Imagining the Jewish God in Comics
How do graphic images shape a viewer’s notion of the Jewish God? I want to engage this question by focusing on one particular activity: the power of comic graphic images to inform readings of the Hebrew Bible, and thereby to shape our imaginings of the Jewish God. Two works that theoretically inform my encounter with comic narratives are especially relevant to this study: the edited volumes The Jewish Graphic Novel (2008) and Comics & Media (2014). Both texts mix scholarly essays with interviews/conversations with comic artists, and so expand academic discourse into the art world even as they draw art into academia. Comics are powerful image-texts, for they weave text and image together to visually depict stories in imaginative and creative ways. And they do so, as Comics & Media makes clear, by drawing the reader into the story, soliciting not merely reader response but a reader’s active imagination.
This paper addresses two comic depictions of the Jewish God: Stan Mack’s The Story of the Jews (2001), and Robert Crumb’s The Book of Genesis (2009). I want to analyze visions of the Jewish God as imagined in artists who strongly identify as Jewish (Stan Mack), and for those who do not (Robert Crumb). Furthermore, I want to contrast these renditions with overly Christian evangelical comic traditions, most notably Basil Wolverton’s The Wolverton Bible (2009), and Michael Pearl’s Good and Evil (2008). The Jewish God appears in all these texts within selected scenes of the Hebrew Bible or Old Testament. These comics ask us to imagine God in visual space as moral authority, as guiding hand, as a wise elder, but also as a vindictive, terrible force. In these texts, readers acquire a form of theological knowledge as experiential vision.

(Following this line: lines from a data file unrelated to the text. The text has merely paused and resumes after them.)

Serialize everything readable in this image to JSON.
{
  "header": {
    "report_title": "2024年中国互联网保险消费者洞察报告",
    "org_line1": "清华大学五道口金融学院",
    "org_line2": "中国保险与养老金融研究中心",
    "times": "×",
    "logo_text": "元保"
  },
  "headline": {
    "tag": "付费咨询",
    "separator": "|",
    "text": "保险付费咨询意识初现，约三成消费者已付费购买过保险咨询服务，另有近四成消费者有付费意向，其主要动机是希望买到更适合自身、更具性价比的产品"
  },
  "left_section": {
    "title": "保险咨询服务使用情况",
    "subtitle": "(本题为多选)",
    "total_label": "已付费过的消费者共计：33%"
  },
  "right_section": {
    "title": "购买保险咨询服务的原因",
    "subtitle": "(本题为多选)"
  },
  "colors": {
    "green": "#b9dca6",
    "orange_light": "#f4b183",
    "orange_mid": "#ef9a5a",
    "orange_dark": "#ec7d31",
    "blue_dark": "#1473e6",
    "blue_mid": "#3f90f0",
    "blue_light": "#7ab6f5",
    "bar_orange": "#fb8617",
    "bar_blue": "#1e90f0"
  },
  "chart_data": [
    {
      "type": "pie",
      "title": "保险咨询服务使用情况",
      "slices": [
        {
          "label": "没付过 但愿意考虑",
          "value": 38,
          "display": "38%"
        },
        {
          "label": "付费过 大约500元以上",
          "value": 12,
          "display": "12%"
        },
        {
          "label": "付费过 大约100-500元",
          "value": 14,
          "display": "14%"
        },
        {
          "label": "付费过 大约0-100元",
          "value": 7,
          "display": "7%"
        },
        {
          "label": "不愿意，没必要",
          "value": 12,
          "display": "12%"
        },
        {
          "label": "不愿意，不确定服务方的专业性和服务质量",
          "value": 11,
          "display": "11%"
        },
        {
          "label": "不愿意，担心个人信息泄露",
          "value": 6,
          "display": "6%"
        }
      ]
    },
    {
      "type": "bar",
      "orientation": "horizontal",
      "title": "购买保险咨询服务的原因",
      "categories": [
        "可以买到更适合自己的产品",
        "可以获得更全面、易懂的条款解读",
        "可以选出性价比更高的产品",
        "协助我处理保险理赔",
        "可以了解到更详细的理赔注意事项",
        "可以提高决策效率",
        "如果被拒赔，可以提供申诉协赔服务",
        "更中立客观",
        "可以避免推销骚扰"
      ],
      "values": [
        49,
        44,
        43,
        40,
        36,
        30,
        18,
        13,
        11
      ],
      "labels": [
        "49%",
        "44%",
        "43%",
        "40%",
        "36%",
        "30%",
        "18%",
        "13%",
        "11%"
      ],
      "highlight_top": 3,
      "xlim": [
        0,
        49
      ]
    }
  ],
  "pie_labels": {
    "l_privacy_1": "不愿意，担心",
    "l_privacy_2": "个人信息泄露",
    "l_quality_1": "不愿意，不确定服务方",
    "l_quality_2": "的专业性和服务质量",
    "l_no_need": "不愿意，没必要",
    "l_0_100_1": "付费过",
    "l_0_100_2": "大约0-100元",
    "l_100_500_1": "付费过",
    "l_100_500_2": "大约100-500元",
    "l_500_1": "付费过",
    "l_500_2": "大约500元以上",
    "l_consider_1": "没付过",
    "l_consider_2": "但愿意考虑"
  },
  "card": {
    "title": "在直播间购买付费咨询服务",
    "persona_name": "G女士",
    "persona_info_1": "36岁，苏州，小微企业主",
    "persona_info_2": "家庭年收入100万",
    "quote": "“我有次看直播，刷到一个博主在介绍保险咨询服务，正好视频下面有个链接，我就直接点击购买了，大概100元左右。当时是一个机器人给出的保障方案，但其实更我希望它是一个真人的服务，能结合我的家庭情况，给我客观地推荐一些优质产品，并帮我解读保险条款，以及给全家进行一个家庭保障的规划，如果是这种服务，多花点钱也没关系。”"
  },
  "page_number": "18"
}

KENNETH KOLTUN-FROMM, Department of Religion, Haverford College, teaches a wide range of courses in modern Jewish thoughts and culture, together with material studies in religion. His research focuses on Jewish conceptions of identity, authority, authenticity, and material conceptions of self. He has published three books, Moses Hess and Modern Jewish Identity (2001), Abraham Geiger’s Liberal Judaism: Personal Meaning and Religious Authority (2006), and Material Culture and Jewish Thought in America (2010), and one edited volume, Thinking Jewish Culture in America (2014). My new book, Imagining Jewish Authenticity: Vision and Text in American Jewish Thought, to be published in January 2015, explores how American Jewish thinkers deploy visual discourse to make claims about religious authenticity.